Missing Unicode characters from the first TOC entry (docx to epub)

Caris · October 26, 2011, 5:42am

Hello!

We are using Aspose.Words .NET to convert several hundreds of documents from .docx to epub format and we encountered a strange bug. The first entry of TOC missing all special Unicode characters, in our case these are the special accented Hungarian letters (eg. ő, ű, ó, á). It happens with every converted document and only with the first enty of TOC, the rest of the entries are perfect. Are we missing something or is is a bug?

Thanks,

awais.hafeez · October 26, 2011, 7:37am

Hi Szabolcs,

Thanks for your request. Could you please attach your input (DOCX) and output (EPUB) documents here for testing? I will investigate the issue on my side and provide you more information.

Best Regards,

Caris · October 26, 2011, 8:03am

Hello,

Thanks for your quick answer. I attached a docx and a converted epub (ZIP-ped because .epub extension is not allowed for uploading) which has the problem described before.

As you can see, the first TOC entry should be “Ecsedy Ildikó bibliográfiája” based on the docx document title, but in the epub it is changed to “Ecsedy Ildik bibliogrfija”, it is missing the accented Hungarian characters (ó and á in this case).

Thanks,

Szabolcs

awais.hafeez · October 26, 2011, 9:53am

Hi,

Thanks for providing the additional information.

After investigating your DOCX and EPUB documents, I am afraid I can not find any problems with the rendering of Hungarian characters upon conversion to EPUB on my side. I have attached a screen shot for illustration, please see the attached file.

I think, it may be that the issue only occurs with your current EPUB reader software. If this is found to be the case, could you please give a different reader a try? Moreover, to view your EPUB file, I used EPUBReader 1.4.1.0 add-on for firefox on my side.

Please let us know if you need more information, We are always glad to help you.

Best Regards,

Caris · October 27, 2011, 2:59am

Hello!

Thank you for your answer. Maybe I wasn’t perfectly clear before, only the top level of TOC is missing Unicode characters which based on the Title of the Word document.

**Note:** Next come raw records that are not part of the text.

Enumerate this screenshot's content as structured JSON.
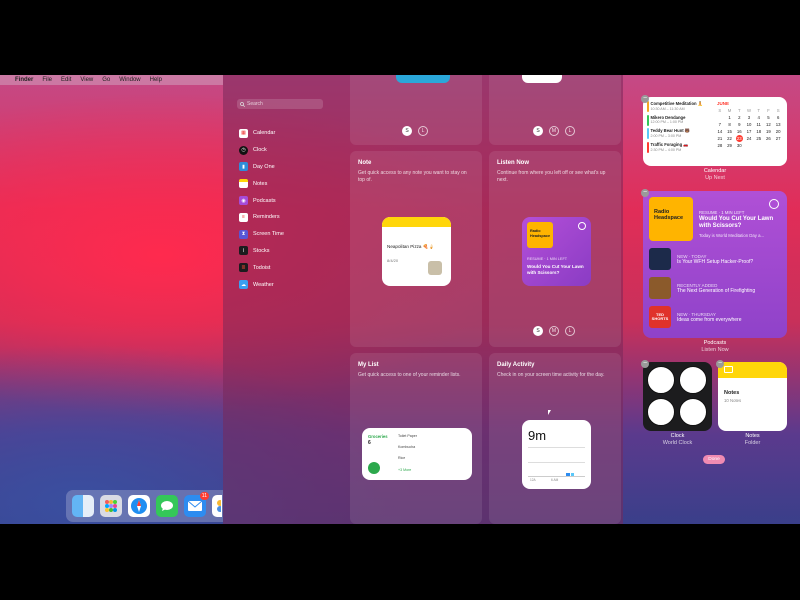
{
  "menubar": {
    "app": "Finder",
    "items": [
      "File",
      "Edit",
      "View",
      "Go",
      "Window",
      "Help"
    ]
  },
  "dock": {
    "mail_badge": "11"
  },
  "gallery": {
    "search_placeholder": "Search",
    "apps": [
      "Calendar",
      "Clock",
      "Day One",
      "Notes",
      "Podcasts",
      "Reminders",
      "Screen Time",
      "Stocks",
      "Todoist",
      "Weather"
    ],
    "panels": {
      "note": {
        "title": "Note",
        "desc": "Get quick access to any note you want to stay on top of.",
        "note_title": "Neapolitan Pizza 🍕🍦",
        "note_meta": "8/4/20"
      },
      "listen_now": {
        "title": "Listen Now",
        "desc": "Continue from where you left off or see what's up next.",
        "tag": "RESUME · 1 MIN LEFT",
        "episode": "Would You Cut Your Lawn with Scissors?",
        "artwork": "Radio Headspace"
      },
      "my_list": {
        "title": "My List",
        "desc": "Get quick access to one of your reminder lists.",
        "list_name": "Groceries",
        "count": "6",
        "items": [
          "Toilet Paper",
          "Kombucha",
          "Rice",
          "+3 More"
        ]
      },
      "daily_activity": {
        "title": "Daily Activity",
        "desc": "Check in on your screen time activity for the day.",
        "value": "9m",
        "axis": [
          "12A",
          "6 AM"
        ]
      }
    },
    "size_labels": {
      "small": "S",
      "medium": "M",
      "large": "L"
    }
  },
  "right": {
    "calendar": {
      "events": [
        {
          "name": "Competitive Meditation 🧘",
          "time": "10:30 AM – 11:30 AM",
          "color": "#f5a623"
        },
        {
          "name": "Mikero Dendange",
          "time": "12:00 PM – 1:00 PM",
          "color": "#34c759"
        },
        {
          "name": "Teddy Bear Hunt 🐻",
          "time": "2:00 PM – 3:00 PM",
          "color": "#5ac8fa"
        },
        {
          "name": "Traffic Foraging 🚗",
          "time": "2:30 PM – 4:00 PM",
          "color": "#ff3b30"
        }
      ],
      "month": "JUNE",
      "weekdays": [
        "S",
        "M",
        "T",
        "W",
        "T",
        "F",
        "S"
      ],
      "days": [
        "",
        "1",
        "2",
        "3",
        "4",
        "5",
        "6",
        "7",
        "8",
        "9",
        "10",
        "11",
        "12",
        "13",
        "14",
        "15",
        "16",
        "17",
        "18",
        "19",
        "20",
        "21",
        "22",
        "23",
        "24",
        "25",
        "26",
        "27",
        "28",
        "29",
        "30",
        "",
        "",
        "",
        "",
        ""
      ],
      "today": "23",
      "caption": "Calendar",
      "subcaption": "Up Next"
    },
    "podcasts": {
      "top_tag": "RESUME · 1 MIN LEFT",
      "top_title": "Would You Cut Your Lawn with Scissors?",
      "top_sub": "Today is World Meditation Day a...",
      "artwork": "Radio Headspace",
      "rows": [
        {
          "tag": "NEW · TODAY",
          "title": "Is Your WFH Setup Hacker-Proof?"
        },
        {
          "tag": "RECENTLY ADDED",
          "title": "The Next Generation of Firefighting"
        },
        {
          "tag": "NEW · THURSDAY",
          "title": "Ideas come from everywhere"
        }
      ],
      "third_artwork": "TED SHORTS",
      "caption": "Podcasts",
      "subcaption": "Listen Now"
    },
    "clock": {
      "caption": "Clock",
      "subcaption": "World Clock"
    },
    "notes": {
      "title": "Notes",
      "count": "10 Notes",
      "caption": "Notes",
      "subcaption": "Folder"
    },
    "done_label": "Done"
  },
  "colors": {
    "accent_purple": "#a64bd9",
    "note_yellow": "#ffd60a",
    "done_pink": "#f08bb2"
  }
}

I attached a picture to demonstrate the problem. As you can see, the title in Word is good, but after conversion it loses the Unicode charaters. You can see it in the converted document if you examine the NCX file inside.

Thanks,

Szabolcs

awais.hafeez · October 27, 2011, 4:39am

Hi,

Thanks for reporting this issue to us and providing the additional information. I managed to reproduce this issue on my side. I logged this problem in our Issue Tracking System and your request has also been linked to this issue. You will be notified as soon as it is resolved.

If we can help with anything else, please feel free to ask.

Best Regards,

aspose.notifier · August 9, 2015, 3:10am

The issues you have found earlier (filed as WORDSNET-5425) have been fixed in this .NET update and this Java update.

This message was posted using Notification2Forum from Downloads module by aspose.notifier.